In the mouse embryo, genetic analyses have not revealed a function for canonical Wnt signalling in early epiblast cells²¹, although a later role in axis formation in vertebrate embryos is well-defined^{20, 21, 38}. Wnt signalling has been shown to promote differentiation in ES cell-derived embryoid bodies³⁹ and characterised targets induced by the canonical pathway in differentiating ES cells include mesodermal lineage specification genes such as brachyury³⁰. Exit from naïve pluripotency and entry into differentiation may be associated with up-regulation of other Tcfs and a switch in the mode of action of β-catenin from derepression of Tcf3 to direct transcriptional activation. It should also be noted that the cell adhesion role of β-catenin is crucial for differentiation, as documented in the accompanying paper from Lyashenko et al.

Characterisation of β-catenin-null ES cells establishes that β-catenin is not essential for maintenance of the pluripotent ground state. However, β-catenin does mediate the additional resistance to differentiation conferred by inhibition of Gsk3. This facultative recruitment of β-catenin is only required if ES cells are cultured without LIF. Consistent with this, Stat3-null ES cells are dependent on inhibition of Gsk3². It is important to note, however, that although the two pathways can substitute for one another they also have independent effects because ES cells cannot be stably maintained by LIF or CH alone but thrive in the presence of both³¹. Furthermore, addition of LIF to 2i or of CH to PD+LIF increases clonogenicity and for some mouse strains and the rat the combination of all three is important for robust ES cell propagation³¹.
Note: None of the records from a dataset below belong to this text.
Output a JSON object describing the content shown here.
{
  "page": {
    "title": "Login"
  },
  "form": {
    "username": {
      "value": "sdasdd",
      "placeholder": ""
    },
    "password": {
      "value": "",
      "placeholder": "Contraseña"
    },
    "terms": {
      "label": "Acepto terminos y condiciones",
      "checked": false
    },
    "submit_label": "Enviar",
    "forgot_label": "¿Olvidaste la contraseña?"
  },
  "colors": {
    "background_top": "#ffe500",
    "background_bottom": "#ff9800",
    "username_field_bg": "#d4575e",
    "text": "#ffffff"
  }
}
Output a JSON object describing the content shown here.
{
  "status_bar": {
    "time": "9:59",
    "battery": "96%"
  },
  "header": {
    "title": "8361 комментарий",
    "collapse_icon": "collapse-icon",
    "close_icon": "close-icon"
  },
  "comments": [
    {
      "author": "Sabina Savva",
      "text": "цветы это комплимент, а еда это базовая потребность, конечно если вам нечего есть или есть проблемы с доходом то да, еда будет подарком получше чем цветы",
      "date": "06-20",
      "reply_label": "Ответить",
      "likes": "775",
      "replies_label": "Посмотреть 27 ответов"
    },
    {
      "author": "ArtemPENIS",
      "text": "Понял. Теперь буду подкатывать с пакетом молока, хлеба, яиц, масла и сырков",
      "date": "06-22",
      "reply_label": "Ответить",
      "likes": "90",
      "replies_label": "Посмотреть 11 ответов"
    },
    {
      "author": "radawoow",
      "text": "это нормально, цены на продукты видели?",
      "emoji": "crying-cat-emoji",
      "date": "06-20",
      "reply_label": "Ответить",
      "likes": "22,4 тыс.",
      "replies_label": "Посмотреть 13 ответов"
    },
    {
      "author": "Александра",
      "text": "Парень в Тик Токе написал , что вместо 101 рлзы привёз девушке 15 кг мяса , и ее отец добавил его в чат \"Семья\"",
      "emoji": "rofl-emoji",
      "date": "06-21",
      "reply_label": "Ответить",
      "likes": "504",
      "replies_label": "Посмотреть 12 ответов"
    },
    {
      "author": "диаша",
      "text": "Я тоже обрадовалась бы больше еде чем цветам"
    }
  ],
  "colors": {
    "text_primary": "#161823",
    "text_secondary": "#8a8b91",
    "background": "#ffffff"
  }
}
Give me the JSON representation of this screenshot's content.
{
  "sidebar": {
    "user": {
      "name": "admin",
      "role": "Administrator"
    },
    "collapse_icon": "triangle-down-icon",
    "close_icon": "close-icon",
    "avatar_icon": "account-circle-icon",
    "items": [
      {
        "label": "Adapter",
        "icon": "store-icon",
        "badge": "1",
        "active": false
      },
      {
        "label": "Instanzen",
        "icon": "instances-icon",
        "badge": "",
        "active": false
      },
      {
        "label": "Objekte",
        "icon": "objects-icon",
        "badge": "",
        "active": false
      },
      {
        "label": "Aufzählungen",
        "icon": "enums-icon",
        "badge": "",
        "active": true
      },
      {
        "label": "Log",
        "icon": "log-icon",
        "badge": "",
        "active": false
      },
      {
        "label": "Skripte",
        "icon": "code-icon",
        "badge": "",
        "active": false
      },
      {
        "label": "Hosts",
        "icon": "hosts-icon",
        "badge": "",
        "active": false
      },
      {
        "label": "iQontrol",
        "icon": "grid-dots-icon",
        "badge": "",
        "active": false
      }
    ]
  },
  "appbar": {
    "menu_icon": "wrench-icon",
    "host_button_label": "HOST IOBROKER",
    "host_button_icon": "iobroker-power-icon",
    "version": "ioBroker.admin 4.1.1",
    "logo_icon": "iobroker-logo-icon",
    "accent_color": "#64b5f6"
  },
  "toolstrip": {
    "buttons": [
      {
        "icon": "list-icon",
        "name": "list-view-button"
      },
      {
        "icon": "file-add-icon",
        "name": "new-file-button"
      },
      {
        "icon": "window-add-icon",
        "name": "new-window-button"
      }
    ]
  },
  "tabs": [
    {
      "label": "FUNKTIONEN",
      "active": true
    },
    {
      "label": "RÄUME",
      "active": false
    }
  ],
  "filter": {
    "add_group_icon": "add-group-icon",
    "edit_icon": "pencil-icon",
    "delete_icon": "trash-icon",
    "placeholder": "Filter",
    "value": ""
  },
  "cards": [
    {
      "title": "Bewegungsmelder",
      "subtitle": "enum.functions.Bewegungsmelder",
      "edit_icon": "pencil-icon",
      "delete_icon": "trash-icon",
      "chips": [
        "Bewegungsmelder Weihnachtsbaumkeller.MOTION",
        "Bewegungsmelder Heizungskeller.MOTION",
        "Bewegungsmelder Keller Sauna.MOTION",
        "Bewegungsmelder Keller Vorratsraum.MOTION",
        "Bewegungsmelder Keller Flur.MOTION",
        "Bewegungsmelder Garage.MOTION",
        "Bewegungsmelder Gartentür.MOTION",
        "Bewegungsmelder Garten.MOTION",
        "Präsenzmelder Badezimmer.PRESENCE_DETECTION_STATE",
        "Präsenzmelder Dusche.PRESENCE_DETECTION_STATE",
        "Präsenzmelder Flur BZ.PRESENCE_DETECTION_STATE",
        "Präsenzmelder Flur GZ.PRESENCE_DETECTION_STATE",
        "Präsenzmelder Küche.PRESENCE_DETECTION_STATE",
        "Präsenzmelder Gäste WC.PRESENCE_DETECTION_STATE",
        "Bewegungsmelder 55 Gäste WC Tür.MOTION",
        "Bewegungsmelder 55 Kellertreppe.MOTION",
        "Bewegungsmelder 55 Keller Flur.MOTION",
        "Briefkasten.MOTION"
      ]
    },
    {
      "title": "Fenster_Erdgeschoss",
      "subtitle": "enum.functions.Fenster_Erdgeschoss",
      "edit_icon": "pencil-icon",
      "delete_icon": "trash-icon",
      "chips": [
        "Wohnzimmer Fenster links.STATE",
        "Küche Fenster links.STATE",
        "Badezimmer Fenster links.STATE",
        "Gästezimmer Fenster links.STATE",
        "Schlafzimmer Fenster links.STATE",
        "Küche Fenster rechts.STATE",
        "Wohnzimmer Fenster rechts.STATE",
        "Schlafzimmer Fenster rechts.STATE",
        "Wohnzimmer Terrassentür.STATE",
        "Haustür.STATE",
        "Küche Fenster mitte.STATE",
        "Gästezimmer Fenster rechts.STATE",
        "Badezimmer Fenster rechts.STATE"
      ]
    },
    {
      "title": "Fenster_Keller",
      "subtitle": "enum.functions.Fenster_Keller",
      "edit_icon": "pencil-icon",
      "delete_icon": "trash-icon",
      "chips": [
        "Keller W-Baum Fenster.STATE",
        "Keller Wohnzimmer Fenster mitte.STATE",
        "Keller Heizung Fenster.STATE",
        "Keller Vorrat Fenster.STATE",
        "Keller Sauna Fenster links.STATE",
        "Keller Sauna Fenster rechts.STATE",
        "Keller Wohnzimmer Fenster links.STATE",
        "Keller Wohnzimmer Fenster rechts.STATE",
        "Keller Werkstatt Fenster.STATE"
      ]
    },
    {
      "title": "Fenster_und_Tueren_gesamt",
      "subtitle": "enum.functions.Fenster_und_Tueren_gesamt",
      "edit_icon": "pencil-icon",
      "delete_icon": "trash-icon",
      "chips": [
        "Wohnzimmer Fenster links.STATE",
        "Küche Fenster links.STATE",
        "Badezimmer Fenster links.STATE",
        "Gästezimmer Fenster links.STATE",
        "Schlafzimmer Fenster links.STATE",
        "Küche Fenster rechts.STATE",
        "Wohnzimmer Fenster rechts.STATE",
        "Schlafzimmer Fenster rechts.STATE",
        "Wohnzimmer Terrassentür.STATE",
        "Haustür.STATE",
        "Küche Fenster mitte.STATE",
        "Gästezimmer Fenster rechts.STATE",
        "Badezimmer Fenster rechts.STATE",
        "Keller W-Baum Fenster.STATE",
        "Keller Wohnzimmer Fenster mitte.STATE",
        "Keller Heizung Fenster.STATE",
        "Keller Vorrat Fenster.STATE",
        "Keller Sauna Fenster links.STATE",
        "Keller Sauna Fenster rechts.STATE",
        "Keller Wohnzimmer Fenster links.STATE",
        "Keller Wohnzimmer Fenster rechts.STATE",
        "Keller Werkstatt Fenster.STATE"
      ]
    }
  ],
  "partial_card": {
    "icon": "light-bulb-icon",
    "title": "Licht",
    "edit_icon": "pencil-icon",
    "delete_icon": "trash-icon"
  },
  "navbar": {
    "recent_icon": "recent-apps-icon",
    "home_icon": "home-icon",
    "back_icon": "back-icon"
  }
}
In summary, selective inhibition of Gsk3 consolidates the ES cell ground state primarily, although not exclusively, via stabilisation of intracellular β-catenin, which eliminates the repressive influence of Tcf3 on the pluripotency network (Fig. 5 f,g). This mechanism is not essential when the core pluripotency factors Oct4, Sox2, Nanog, Klf2 and Klf4 are robustly expressed, but can complement activation of Stat3 and/or inhibition of Mapk to stabilise transcription of these core factors and their targets.